Posted: By:Hiring Kenya
Responsibilities:
Baking and Preparation:
Preparing and baking a wide range of pastries, cakes, breads, and other sweet treats following recipes or creating new ones.
Decorating:
Decorating pastries with icing, toppings, and other embellishments to enhance their visual appeal.
Inventory Management:
Maintaining inventory of ingredients and supplies, ensuring adequate stock levels for production.
Following Standards:
Adhering to established recipes, plating, and portion standards, as well as maintaining a clean and organized workspace.
Collaboration:
Working with other kitchen staff, including the head chef and sous chef, to coordinate production and ensure smooth service.
Quality Control:
Ensuring the quality and consistency of all pastry items produced.
Food Safety:
Maintaining a clean and sanitary work environment, adhering to food safety and hygiene regulations
Requirements:
Certificate in pastry and Bakery Technology
Minimum 4 years’ experience in a four-star hotel or a busy Pastry Section
Experience of working in a Hazard Analysis and Critical Control Points (HACCP) compliant kitchen
Ability to manage inventory, follow recipes, and maintain a clean workspace.

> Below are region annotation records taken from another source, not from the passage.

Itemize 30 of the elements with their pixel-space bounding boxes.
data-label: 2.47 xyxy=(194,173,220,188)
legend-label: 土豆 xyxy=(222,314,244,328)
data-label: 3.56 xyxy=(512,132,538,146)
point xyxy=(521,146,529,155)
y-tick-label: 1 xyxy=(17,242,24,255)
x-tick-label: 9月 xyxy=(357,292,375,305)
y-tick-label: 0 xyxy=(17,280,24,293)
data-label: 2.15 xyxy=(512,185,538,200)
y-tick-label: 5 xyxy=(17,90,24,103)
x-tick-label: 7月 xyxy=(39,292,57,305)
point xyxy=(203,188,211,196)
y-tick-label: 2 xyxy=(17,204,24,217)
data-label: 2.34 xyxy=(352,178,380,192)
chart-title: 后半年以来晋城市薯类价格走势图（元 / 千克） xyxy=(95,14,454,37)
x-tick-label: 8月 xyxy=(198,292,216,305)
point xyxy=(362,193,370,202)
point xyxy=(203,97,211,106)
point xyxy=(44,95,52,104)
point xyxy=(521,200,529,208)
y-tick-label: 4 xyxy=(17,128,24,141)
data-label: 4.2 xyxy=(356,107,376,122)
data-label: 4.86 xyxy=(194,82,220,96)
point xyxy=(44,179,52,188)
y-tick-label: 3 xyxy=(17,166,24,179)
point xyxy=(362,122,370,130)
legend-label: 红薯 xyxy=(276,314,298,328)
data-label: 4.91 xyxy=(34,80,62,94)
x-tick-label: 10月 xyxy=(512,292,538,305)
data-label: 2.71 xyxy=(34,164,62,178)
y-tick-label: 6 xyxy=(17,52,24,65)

Effective communication with other kitchen staff and potentially customers.
Ability to stand for extended periods and perform repetitive tasks.
Precise measurements, consistent execution of recipes, and attention to detail in decorating.
Baking Expertise: Strong knowledge of baking techniques, ingredients, and equipment.
Creative Skills: Ability to decorate pastries and desserts with creativity and precision.